First, it has become clear that as economic activity on our coasts and seas intensifies, so does the potential for conflict of interests and uses between the various stakeholders.
There is no easy solution for this, but there appears to be wide consensus amongst those consulted that arbitration, offered by suitable spatial planning tools, could be the way forward. This means that we will have to think about the most suitable way for spatial planning not only to be made available as a tool, but that the necessary steps are taken for it to be applied as widely as possible in the interest of all concerned. In this context, sea mapping in its three dimensions, that is: the surface, the water column and the sea bed, will be an important task to undertake when the data are collated and the necessary preparatory elements are available.

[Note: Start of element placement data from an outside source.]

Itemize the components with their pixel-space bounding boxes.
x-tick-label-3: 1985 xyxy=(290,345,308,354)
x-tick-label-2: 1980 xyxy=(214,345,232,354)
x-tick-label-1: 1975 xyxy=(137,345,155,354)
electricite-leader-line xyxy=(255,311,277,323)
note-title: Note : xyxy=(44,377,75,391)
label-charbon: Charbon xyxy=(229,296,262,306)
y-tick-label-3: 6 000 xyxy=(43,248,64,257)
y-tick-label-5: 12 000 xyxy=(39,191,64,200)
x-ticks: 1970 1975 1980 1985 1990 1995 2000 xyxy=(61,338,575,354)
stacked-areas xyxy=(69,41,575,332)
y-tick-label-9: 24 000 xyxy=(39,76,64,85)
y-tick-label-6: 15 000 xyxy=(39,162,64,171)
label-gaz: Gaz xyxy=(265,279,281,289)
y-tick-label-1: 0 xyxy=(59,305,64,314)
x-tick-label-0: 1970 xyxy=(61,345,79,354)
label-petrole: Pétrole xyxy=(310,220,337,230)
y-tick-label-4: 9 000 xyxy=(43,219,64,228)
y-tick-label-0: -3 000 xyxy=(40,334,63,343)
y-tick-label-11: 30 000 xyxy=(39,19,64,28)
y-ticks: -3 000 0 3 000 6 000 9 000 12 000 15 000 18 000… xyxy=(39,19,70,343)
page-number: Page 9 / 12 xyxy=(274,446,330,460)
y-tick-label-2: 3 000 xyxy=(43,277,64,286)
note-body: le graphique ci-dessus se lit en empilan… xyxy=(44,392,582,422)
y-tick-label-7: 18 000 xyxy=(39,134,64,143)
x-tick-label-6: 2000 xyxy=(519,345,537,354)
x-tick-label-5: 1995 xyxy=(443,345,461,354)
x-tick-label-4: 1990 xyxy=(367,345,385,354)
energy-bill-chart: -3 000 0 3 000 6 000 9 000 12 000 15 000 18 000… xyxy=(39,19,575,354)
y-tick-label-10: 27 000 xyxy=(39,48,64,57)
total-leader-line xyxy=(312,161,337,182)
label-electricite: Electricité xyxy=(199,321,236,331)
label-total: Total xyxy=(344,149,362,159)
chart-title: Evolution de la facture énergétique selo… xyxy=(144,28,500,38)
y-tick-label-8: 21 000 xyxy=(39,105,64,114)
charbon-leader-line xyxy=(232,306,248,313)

The idea here is not to centralise: decision-making in this area should remain the prerogative of Member States. However at a European level one can ensure a generalised commitment to the objective and the development of common principles and guidelines.
A second tool that we need to develop urgently is the vast data set that we must base our work upon. The Thematic Marine Strategy will require environmental indicators which will need to be monitored and updated, just as spatial planning regimes also require sound socio-economic data.
We all know of the 'data cemeteries'; or of the data that remains unshared or unexploited because of incompatible formats. Worse still, in this context of glaring gaps in our data set, we also often find the costly and inefficient duplication of effort.
A European Marine Observation and Data Network would bring together available data on the oceans from multiple sources. This could be compiled into a comprehensive data base that is made available to all who need it. It would be a considerable undertaking that would need to be developed over a period of time in line with a clear and coherent plan.
Again, I think there is a role for Europe to play in this.
The third tool that is already being developed concerns a number of practical initiatives in the context of maritime surveillance. For a majority of stakeholders, surveillance and monitoring are crucial activities that help guarantee safety, security and appropriate action in the event of maritime accidents. Needless to say, the lack of physical boundaries on the seas makes it imperative that any systems in this area are compatible and interoperable.
Action at a European level could facilitate this enormously.
Ladies and Gentlemen,
I would like to now turn to the last part of my intervention this morning; to the steps ahead.
Once the period of consultation comes to an end, we will carefully evaluate the contributions received. The formal feedback on the results of the consultation will be provided in two Communications from the Commission which are scheduled for adoption on 10 October 2007. These will be addressed to both the European Council and Parliament. One Communication will summarise the results of the consultation process and the other will outline our vision for a future maritime policy. It will also lay out the way forward in the form of an action plan, consisting of proposals that cut across different areas, helping us to fulfil one of our prime objectives: that of achieving joined-up policy-making. To this effect, a number of projects which are deliverable in the short term will also be identified.
I shall end with one final thought.
A Maritime Policy should be more than the sum of its individual parts. Beginning the process to bring all these parts together, and seeing the exciting new ideas that are created in the process, has been a fascinating adventure, one that we are all taking forward together.
I look forward to the discussions that will unfold over the course of the Conference and in the weeks to come, trusting that a fruitful debate will add still more ideas to our rich store.